The article on cocktail mixers said that “he is an expert in tiki bars.” It did not report who his mentor was, where he trained, or whether he had had a fellowship from a famous foundation.

I see Sidney Powell on TV in Georgia and other places claiming that Trump was robbed by a fraudulent election. She, however, is not part of the Trump defense team according to the news. And I wonder who is paying her expenses.

The news article headline said: “Share your harvest photos.” The two accompanying pictures were of boys with dead bucks, their first kills. I wondered if a hunter ever says, “Honey, I am off to the woods to harvest a deer.”

A generational difference: Learning that the proper method is to squeeze and roll the toothpaste tube from the bottom.

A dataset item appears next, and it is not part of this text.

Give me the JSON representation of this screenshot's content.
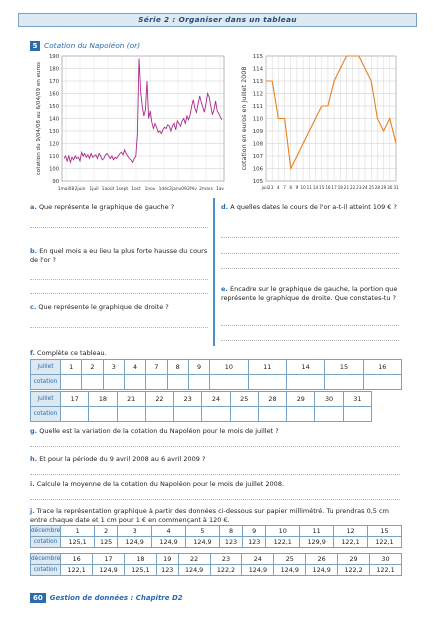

“I consider myself an average man except for the fact that I consider myself an average man.” Michel Eyquem de Montaigne.

News sources report that Rudy Giuliani has been seeking a presidential pardon. In the distant past, Giuliani was known as a corruption fighter. I wonder if he remembers what he said then: “And this corruption will be discovered and prosecuted. The political establishment does not understand that law enforcement has changed.”

“Che had what you might argue was the good fortune of being martyred when he was still young.” Patrick Radden Keefe, Say Nothing: A True Story of Murder and Memory in Northern Ireland.

I snap on the TV in foreign hotel rooms, mostly to see if it carries an English-language news station, but I also like looking for a few minutes at the other shows even when I don’t understand the language. On my last trip, oh so long ago, I was feeling a bit queasy and tired one morning and stayed in. Mostly I slept, but I watched a bit of TV. I could get mostly Moroccan, Arabic, or European channels. On a sports channel, I watched a few minutes of snooker from Northern Ireland. I don’t understand snooker, and I was not helped by the commentary, which was in German. On another channel, I watched women’s international rugby. On another station, for several minutes, I watched a cat playing with a dead mouse. There was no sound. It was amusing, but questions abounded.

On a trip on I-95 with the spouse years ago, we stopped in a barbecue place in North Carolina. We went to get takeout. Everyone else in line was black, and a number of them looked at us quizzically.  Later I learned that this was a remnant of the Jim Crow era when blacks could not eat in the restaurant, but they could go to the kitchen’s back door and get takeout. I also learned that I do not like the vinegar-based bbq of Carolina.